But I keep finding myself lost in other activities. Trying to rank up to diamond in Overwatch on the XBox One. Trying to level up to Level 33 in Pokemon Go (And still trying to get a Tyranitar).
Lately though, I've mostly been reading and watching movies rented from the library, a throwback to my college days. My most recent read ties in well, I think, to the idea of passions, collecting, and moving between different hobbies. So I thought I'd share a quote from it below.

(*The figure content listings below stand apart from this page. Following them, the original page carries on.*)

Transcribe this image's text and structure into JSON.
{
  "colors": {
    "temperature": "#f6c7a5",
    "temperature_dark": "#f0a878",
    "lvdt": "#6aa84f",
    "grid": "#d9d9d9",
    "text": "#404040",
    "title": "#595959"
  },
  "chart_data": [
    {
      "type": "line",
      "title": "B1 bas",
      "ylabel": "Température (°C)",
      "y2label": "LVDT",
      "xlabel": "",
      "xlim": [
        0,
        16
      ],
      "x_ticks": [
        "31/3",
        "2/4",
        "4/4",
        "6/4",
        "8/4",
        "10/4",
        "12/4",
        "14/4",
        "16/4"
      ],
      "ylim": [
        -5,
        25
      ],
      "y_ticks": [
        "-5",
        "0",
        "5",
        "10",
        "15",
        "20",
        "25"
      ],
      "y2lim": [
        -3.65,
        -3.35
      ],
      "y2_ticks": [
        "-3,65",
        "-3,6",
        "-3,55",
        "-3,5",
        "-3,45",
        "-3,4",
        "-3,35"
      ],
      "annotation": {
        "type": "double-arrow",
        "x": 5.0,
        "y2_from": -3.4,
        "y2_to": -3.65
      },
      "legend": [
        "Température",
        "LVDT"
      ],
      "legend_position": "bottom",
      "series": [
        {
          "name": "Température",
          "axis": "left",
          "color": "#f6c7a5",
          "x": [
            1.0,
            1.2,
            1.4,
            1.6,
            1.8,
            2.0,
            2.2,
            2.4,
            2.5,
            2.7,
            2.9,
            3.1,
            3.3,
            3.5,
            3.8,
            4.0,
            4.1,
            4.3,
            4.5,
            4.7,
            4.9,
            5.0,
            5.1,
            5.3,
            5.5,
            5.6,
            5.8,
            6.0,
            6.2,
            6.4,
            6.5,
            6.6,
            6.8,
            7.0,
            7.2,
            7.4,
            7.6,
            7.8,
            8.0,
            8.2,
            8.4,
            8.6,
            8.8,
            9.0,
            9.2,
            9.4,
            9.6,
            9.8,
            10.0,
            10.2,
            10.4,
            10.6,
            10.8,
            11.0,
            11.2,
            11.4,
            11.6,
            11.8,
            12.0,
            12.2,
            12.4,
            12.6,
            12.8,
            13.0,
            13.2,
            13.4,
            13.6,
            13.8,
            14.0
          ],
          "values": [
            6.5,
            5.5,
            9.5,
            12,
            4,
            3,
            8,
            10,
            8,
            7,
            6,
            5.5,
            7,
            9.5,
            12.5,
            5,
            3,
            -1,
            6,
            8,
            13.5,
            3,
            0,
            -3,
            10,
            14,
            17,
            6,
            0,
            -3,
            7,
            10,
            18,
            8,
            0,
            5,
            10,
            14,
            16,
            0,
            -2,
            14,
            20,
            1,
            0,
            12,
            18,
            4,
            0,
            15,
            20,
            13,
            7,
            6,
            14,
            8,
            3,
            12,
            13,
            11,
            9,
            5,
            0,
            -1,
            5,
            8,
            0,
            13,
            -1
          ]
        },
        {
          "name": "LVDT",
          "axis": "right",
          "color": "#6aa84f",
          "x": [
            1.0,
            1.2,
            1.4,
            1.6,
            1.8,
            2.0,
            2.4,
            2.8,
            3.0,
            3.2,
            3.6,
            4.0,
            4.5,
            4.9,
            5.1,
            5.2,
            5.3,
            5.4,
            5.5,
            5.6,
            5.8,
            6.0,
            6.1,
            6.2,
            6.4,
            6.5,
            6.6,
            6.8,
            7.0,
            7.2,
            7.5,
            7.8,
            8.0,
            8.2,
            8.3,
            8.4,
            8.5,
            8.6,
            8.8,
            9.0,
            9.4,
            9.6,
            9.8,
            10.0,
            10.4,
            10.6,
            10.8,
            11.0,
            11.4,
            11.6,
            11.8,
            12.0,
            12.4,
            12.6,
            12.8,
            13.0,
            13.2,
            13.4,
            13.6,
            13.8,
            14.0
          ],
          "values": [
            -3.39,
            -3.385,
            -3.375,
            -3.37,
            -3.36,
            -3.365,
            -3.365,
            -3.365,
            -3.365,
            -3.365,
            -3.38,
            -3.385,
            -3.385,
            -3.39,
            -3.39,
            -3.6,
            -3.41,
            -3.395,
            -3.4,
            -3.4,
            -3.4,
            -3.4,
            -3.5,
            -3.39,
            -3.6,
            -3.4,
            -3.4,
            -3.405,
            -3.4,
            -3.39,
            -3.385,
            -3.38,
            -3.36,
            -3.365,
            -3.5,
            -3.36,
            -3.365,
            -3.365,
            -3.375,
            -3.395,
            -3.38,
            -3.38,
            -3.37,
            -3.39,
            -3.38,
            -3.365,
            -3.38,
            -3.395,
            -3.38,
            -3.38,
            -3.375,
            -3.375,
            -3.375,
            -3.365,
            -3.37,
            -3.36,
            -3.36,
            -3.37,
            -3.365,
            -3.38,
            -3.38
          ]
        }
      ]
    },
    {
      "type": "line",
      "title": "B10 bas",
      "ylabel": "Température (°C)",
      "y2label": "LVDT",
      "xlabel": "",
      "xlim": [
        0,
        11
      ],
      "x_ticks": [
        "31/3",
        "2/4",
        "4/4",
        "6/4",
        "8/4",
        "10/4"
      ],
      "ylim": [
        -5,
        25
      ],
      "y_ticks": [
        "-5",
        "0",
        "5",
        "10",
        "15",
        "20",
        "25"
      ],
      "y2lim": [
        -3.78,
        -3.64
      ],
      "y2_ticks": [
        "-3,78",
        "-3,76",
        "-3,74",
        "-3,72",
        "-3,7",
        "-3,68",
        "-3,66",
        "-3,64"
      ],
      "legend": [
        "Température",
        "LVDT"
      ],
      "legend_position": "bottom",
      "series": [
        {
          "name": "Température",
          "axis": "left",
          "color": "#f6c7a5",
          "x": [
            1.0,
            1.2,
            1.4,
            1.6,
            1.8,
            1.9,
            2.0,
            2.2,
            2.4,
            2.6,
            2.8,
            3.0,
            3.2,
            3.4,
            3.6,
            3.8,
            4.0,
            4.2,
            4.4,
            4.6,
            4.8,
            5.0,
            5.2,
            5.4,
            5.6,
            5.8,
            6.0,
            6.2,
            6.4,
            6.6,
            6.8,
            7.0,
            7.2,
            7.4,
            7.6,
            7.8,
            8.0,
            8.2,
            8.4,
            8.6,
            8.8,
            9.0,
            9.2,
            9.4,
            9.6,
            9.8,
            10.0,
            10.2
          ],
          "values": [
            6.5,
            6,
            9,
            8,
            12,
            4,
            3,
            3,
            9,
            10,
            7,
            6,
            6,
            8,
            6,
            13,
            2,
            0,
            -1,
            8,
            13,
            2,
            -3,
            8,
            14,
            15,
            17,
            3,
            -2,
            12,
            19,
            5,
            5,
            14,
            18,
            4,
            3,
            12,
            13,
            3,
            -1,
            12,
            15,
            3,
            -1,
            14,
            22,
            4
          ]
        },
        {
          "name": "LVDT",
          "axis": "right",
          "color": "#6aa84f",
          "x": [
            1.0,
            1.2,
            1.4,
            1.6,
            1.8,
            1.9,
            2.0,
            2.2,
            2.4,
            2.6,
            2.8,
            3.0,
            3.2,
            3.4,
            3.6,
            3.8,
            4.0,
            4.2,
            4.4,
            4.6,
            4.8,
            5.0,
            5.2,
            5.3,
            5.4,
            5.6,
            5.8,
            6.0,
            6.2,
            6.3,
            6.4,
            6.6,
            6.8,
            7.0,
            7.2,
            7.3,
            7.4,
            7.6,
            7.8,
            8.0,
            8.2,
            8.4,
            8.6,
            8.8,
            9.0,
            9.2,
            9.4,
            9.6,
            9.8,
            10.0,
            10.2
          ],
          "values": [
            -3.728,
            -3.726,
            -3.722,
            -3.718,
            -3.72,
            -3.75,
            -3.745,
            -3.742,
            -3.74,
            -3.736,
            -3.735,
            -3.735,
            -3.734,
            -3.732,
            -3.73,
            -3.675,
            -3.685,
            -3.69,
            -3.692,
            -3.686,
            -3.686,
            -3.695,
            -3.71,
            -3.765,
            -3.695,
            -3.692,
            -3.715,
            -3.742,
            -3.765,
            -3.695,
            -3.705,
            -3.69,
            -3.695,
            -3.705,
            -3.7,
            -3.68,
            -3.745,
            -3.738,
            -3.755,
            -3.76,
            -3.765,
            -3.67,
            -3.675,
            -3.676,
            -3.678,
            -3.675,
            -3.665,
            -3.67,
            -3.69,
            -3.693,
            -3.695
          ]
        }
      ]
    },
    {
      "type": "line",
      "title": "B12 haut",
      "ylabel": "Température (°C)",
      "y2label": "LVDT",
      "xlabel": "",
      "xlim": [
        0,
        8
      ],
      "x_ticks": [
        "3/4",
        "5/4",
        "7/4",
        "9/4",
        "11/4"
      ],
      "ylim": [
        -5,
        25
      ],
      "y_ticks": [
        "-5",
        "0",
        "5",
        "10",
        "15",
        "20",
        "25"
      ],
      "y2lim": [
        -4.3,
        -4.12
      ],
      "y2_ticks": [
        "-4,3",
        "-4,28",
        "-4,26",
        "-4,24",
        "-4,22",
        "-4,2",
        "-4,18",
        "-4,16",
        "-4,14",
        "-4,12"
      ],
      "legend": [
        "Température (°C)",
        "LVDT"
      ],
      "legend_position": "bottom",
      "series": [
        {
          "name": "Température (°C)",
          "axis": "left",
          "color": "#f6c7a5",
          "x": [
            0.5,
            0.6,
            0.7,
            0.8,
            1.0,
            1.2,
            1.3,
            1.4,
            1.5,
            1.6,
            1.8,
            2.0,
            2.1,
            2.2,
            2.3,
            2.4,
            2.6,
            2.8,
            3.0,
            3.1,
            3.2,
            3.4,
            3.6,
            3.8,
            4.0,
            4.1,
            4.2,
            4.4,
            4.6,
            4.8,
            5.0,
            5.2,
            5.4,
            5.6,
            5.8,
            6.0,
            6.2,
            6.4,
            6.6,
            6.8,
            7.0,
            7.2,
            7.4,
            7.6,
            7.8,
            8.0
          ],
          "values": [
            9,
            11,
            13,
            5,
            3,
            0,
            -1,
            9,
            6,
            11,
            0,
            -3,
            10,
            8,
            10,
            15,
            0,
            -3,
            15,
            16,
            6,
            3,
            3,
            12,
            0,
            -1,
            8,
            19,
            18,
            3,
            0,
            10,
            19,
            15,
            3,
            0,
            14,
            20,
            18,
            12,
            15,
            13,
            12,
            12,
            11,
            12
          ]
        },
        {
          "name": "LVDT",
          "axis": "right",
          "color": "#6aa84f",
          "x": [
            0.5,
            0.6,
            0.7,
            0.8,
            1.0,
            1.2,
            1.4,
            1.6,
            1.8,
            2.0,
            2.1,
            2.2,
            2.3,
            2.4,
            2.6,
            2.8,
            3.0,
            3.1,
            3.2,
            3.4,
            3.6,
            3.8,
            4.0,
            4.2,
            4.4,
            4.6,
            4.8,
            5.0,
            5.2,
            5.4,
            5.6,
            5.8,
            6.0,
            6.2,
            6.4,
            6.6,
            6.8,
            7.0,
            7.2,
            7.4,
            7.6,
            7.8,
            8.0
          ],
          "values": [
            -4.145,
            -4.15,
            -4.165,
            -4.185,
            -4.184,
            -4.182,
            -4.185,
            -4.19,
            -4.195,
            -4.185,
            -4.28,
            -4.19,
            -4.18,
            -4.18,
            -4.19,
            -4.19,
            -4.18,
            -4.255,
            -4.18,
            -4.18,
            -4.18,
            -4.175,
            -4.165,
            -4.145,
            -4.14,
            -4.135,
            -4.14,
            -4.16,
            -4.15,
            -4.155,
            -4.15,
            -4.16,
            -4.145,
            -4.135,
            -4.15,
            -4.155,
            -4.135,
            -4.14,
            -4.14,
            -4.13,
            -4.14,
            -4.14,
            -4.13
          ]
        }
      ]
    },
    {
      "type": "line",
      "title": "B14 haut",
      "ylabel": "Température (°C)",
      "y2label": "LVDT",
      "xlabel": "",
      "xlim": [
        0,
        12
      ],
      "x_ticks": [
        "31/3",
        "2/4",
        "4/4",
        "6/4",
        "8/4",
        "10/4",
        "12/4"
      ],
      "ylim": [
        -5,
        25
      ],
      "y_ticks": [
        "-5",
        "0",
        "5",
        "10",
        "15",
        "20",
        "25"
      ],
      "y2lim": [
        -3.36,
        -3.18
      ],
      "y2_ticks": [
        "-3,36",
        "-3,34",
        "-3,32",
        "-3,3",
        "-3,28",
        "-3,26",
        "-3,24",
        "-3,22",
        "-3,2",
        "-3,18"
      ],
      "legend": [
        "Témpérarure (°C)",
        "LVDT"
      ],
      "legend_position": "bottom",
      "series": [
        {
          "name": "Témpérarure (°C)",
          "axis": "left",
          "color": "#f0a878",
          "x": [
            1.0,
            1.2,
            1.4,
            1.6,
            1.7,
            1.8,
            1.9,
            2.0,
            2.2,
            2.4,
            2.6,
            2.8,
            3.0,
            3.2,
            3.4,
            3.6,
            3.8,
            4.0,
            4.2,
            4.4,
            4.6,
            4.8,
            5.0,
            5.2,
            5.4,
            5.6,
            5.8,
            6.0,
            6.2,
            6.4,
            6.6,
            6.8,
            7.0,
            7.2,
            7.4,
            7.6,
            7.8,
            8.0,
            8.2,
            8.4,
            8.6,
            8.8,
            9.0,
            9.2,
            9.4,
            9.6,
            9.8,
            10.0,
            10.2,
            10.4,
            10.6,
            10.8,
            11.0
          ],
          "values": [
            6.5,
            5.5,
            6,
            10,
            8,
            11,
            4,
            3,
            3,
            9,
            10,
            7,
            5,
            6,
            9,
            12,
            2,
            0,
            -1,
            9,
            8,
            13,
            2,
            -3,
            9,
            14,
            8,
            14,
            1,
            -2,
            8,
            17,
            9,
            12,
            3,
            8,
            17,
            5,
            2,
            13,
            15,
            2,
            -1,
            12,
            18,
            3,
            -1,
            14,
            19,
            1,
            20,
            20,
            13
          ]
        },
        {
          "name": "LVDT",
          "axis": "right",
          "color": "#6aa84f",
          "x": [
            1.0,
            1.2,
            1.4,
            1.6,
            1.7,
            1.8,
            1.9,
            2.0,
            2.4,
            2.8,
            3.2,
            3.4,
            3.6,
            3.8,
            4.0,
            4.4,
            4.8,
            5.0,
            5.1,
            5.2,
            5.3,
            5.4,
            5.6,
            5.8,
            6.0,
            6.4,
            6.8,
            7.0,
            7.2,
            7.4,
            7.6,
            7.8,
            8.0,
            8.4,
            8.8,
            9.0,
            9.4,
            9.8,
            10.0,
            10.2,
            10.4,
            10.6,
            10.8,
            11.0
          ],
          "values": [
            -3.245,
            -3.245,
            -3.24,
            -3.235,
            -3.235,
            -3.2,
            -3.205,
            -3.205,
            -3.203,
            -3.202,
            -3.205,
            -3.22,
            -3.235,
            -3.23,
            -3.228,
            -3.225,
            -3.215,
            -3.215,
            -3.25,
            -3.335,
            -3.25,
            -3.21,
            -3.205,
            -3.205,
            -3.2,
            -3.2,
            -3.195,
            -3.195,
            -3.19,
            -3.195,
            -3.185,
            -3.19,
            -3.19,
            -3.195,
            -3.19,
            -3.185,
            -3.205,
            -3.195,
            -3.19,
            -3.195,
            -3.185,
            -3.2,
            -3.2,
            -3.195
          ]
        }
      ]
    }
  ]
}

The book "The Orchid Thief" by Susan Orlean, is a non-fiction book about a woman, Orlean, who got to know an "orchid thief" in Florida. He stole some orchids from a swamp in Florida with some Seminole Indians, and her writings explore this case but also spill over into the passions of orchid collectors and the passions of this thief, John Laroche, who moves from collecting Ice Age Fossils to Orchids to helping people build porn sites depending on his given passion at the moment. If any of you are aware of this story at all, it's likely through the excellent movie Adaptation, which was screenwritten by Charlie Kaufman and stars Nicolas Cage and Meryl Streep. It's a really good, albeit odd, movie, worth watching. Here's the trailer:
The movie is very "meta," constantly breaking the 4th wall. It's also really captures collecting and the passions behind that concept. It struck a lot of good chords with me on first watch, and after seeing it again recently I had to read the book. And after finishing the book, I had to share a snippet that I really related to as a collector, cardboard or otherwise.
On page 279, Orlean writes:
"Do you collect anything?" he (John Laroche) asked.
"Not really," I (Susan Orlean) said.
"It's not really about collecting the thing itself," Laroche went on. "It's about getting immersed in something, and learning about it, and having it become part of your life. It's a kind of direction." He stopped on the word "direction" and chortled. "If anybody had a plant I didn't have, I made sure to get it. It was like a heroin addiction. If I ever had money I would spend it on plants. When my wife and I had our nursery, we had forty thousand just totally unimaginable plants."
"Your favorite?"
He scuffled his heel in the dirt. "I think it would have to be this little Boesenbergia ornata, this gorgeous little ginger plant a friend got me in New Zealand. It had first been collected a hundred years ago, and I think I had the only one in cultivation. It had these tiny round leaves, sort of brownish with silver chevron markings. I swear it looked like it was made out of crystal. And it had an amazing huge orange flower too."
I asked if he still had it. "I don't have ANY plants anymore," he said, crossly. "I sold that one for nine hundred dollars and sent a cutting of it to Kew Gardens."
This quote might speak to some of you, but it definitely speaks to me strongly, especially the part I put in blue. I remember, with collecting cards, be it Seneca Wallace, or weird names, or Fred McGriff (throwback), or whatever, just gaining that specialized knowledge around my collection. I knew the "rare" cards, I knew info about certain sets, I learned Blowout, I learned more about Ebay, and I just poured myself into all of it.
And while it's still around in my head (unlike Laroche who obsesses and then is done with that thing when he moves on), I find myself moving on and obsessing over new passions. I do research on the best turret locations for Symmetra on Kings Row in Overwatch. I recently joined the local Pokemon Go discord to teamup more against gyms, and I've walked local friends through the concept of raids based on what I read on Reddit.
The priority of my passions has changed, but I'm still immersing myself into the world of whatever passion I have at the moment, gaining all this very specific knowledge and using it to push my passion as far as I can in that given area. I think it's one of the cool things about passions - the way some of us devote ourselves so strongly to really KNOWING what we're interested in, even if it's not something that we passionate about at that level forever. Life is an interesting thing.
Anyways, just wanted to share that, as it resonated a lot with me. Cardswise, I'm hopeful that I'll scan and add all the cards in my scanning "queue" in the coming month, if I can find time away from my other passions.
I don't read a lot of books, but if I ran across that passage... I would immediately thought of cards too.